I mention this not to create a gloomy mood for the holidays but to share a real perspective on the side of chronic illness that is not often discussed. In my eight years with chronic illness, I have gotten to the point where I’ve questioned if the best thing to do was to give up. The pain was too much. There was no promise of relief. I felt like a burden to my family. I didn’t know what else to do. Thankfully through many of my pastoral care classes I learned to become pretty self-aware of these feelings and with the support of my husband and my doctor, I went to counseling.
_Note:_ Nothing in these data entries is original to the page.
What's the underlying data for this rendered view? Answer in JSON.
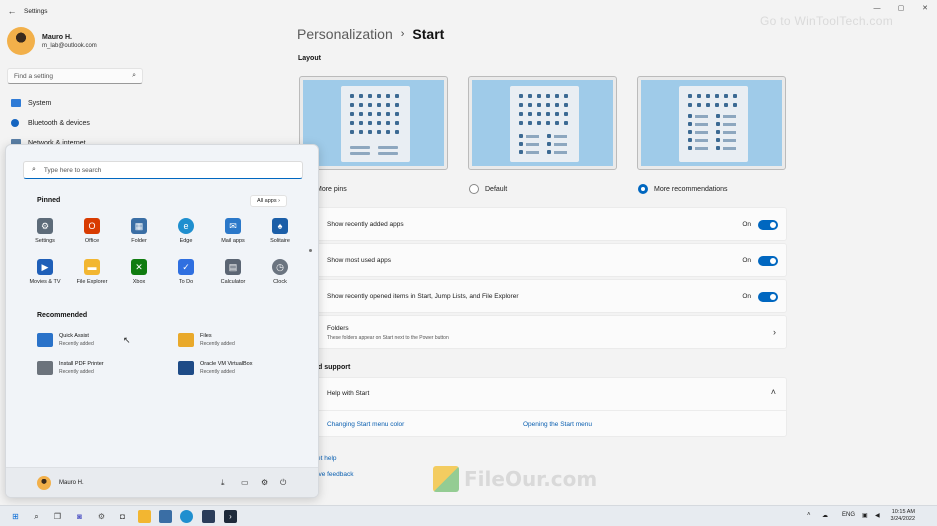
{
  "window": {
    "back_glyph": "←",
    "title": "Settings",
    "controls": [
      "—",
      "▢",
      "✕"
    ],
    "watermark": "Go to WinToolTech.com"
  },
  "profile": {
    "name": "Mauro H.",
    "email": "m_lab@outlook.com"
  },
  "search": {
    "placeholder": "Find a setting",
    "icon": "search-icon"
  },
  "nav": [
    {
      "label": "System",
      "icon": "monitor-icon",
      "color": "#2f7bd6"
    },
    {
      "label": "Bluetooth & devices",
      "icon": "bluetooth-icon",
      "color": "#1565c0"
    },
    {
      "label": "Network & internet",
      "icon": "network-icon",
      "color": "#5a7fa6"
    }
  ],
  "breadcrumb": {
    "parent": "Personalization",
    "separator": "›",
    "current": "Start"
  },
  "layout": {
    "heading": "Layout",
    "options": [
      {
        "label": "More pins",
        "selected": false
      },
      {
        "label": "Default",
        "selected": false
      },
      {
        "label": "More recommendations",
        "selected": true
      }
    ]
  },
  "settings": [
    {
      "label": "Show recently added apps",
      "state": "On"
    },
    {
      "label": "Show most used apps",
      "state": "On"
    },
    {
      "label": "Show recently opened items in Start, Jump Lists, and File Explorer",
      "state": "On"
    }
  ],
  "folders": {
    "label": "Folders",
    "description": "These folders appear on Start next to the Power button"
  },
  "support": {
    "heading": "d support",
    "help_label": "Help with Start",
    "links": [
      "Changing Start menu color",
      "Opening the Start menu"
    ]
  },
  "bottom_links": [
    "et help",
    "ive feedback"
  ],
  "start_menu": {
    "search_placeholder": "Type here to search",
    "pinned_heading": "Pinned",
    "all_apps": "All apps  ›",
    "pinned": [
      {
        "label": "Settings",
        "icon": "gear-icon",
        "color": "#5d6b79",
        "glyph": "⚙"
      },
      {
        "label": "Office",
        "icon": "office-icon",
        "color": "#d83b01",
        "glyph": "O"
      },
      {
        "label": "Folder",
        "icon": "folder-icon",
        "color": "#3a6ea5",
        "glyph": "▦"
      },
      {
        "label": "Edge",
        "icon": "edge-icon",
        "color": "#1f8fcf",
        "glyph": "e"
      },
      {
        "label": "Mail apps",
        "icon": "mail-icon",
        "color": "#2b78c9",
        "glyph": "✉"
      },
      {
        "label": "Solitaire",
        "icon": "solitaire-icon",
        "color": "#1b5ea8",
        "glyph": "♠"
      },
      {
        "label": "Movies & TV",
        "icon": "movies-icon",
        "color": "#1f5fb8",
        "glyph": "▶"
      },
      {
        "label": "File Explorer",
        "icon": "file-explorer-icon",
        "color": "#f2b631",
        "glyph": "▬"
      },
      {
        "label": "Xbox",
        "icon": "xbox-icon",
        "color": "#107c10",
        "glyph": "✕"
      },
      {
        "label": "To Do",
        "icon": "todo-icon",
        "color": "#2f6fe0",
        "glyph": "✓"
      },
      {
        "label": "Calculator",
        "icon": "calculator-icon",
        "color": "#5b6573",
        "glyph": "▤"
      },
      {
        "label": "Clock",
        "icon": "clock-icon",
        "color": "#6b7480",
        "glyph": "◷"
      }
    ],
    "recommended_heading": "Recommended",
    "recommended": [
      {
        "title": "Quick Assist",
        "subtitle": "Recently added",
        "icon": "quick-assist-icon",
        "color": "#2a72c9"
      },
      {
        "title": "Files",
        "subtitle": "Recently added",
        "icon": "files-icon",
        "color": "#e9a92b"
      },
      {
        "title": "Install PDF Printer",
        "subtitle": "Recently added",
        "icon": "printer-icon",
        "color": "#6c737c"
      },
      {
        "title": "Oracle VM VirtualBox",
        "subtitle": "Recently added",
        "icon": "virtualbox-icon",
        "color": "#1e4b87"
      }
    ],
    "user": "Mauro H.",
    "footer_icons": [
      "download-icon",
      "folder-icon",
      "gear-icon",
      "power-icon"
    ]
  },
  "taskbar": {
    "lang": "ENG",
    "time": "10:15 AM",
    "date": "3/24/2022"
  },
  "fileour_watermark": "FileOur.com"
}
The last two weeks have been very difficult as once I again I feel like we’re in a place with no options and no relief and once again began asking myself the same questions so I requested a referral to see my counselor again last week with the support of my  husband and doctor who helped encourage me to take that step.

 

Maybe you need to be the person in someone’s life to help make that step. Maybe it is your listening ear or words of support and encouragement that help someone see that life is worth living and the battle is worth fighting. Maybe it is you that becomes an advocate for your loved one when he or she is too tired to fight.

 

So if you have a moment, I would ask you to say a prayer for this endo sister and her family. I would also ask you to pray for your friends and loved ones who may be fighting chronic pain and/or chronic illness as the battle is long and hard. I know that the support and encouragement I receive from you, my readers, means so much to me and helps me keep on fighting the fight!